Logistics is the glue that joins our global supply networks together. Many if not all manufactures will make use of a multi modal logistics network of planes, trains & automobiles not forgetting ships of course. Which may include both their own fleet, 3rd party haulers, shipping agents, air freight booking, see freight booking, container ports and Freeports plus all the challenges and variable constraints of the road network, rail network, air network, shipping lines, port berths, takeoff and landing slots etc. Multi-Modal logistics planning solutions are designed to take all of these capabilities and constraints into consideration in a continuous time basis and work out the best way to move anything that needs to move either internally or externally. The objective is to first prepare the best plan to make this happen and then monitor and adjust those plans in real time when changes occur; for example re-routing trucks around traffic jams or switching to air fright from sea when a critical need arises.       

  • Workforce planning

No business can operate without its workforce and any company’s workforce is one of its greatest assets and resources.
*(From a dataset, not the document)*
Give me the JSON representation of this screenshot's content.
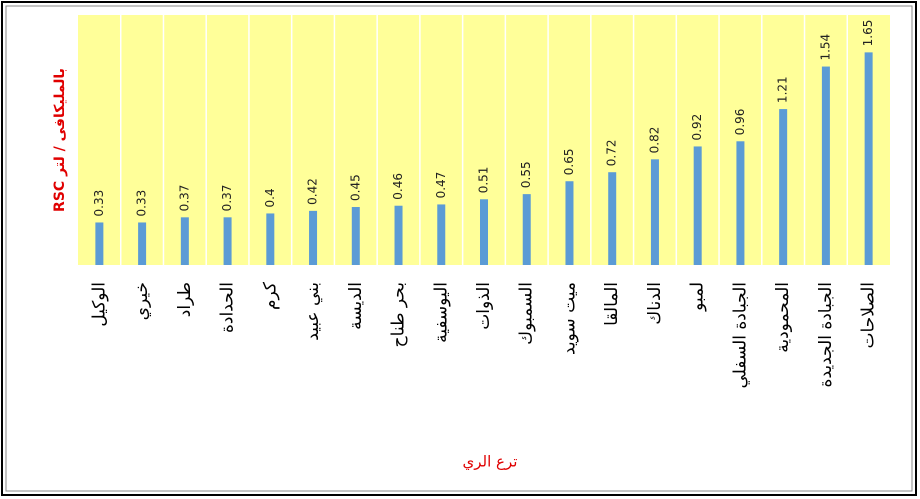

Like any other resource however, making efficient, fair and appropriate use of that asset given the continuing variations in demand and the need to supply can be a major challenge. Especially whilst enduring that all relevant labor laws are adhered to, holiday and rest days are respected, sickness is covered, training is planned for, skills are maintained, recruitment is planned and tasks are assigned in an equitable manner to those with the right skills to do it. Workforce planning is designed to plan ahead in terms of matching the workforce and skills mix required to meet the demand. Alongside looking at the day of operations to schedule and assign tasks to the right people, such that the work can be completed and as far as possible everyone is treated equally and has their preferences considered, whilst always ensuring that all the relevant working time regulations are followed.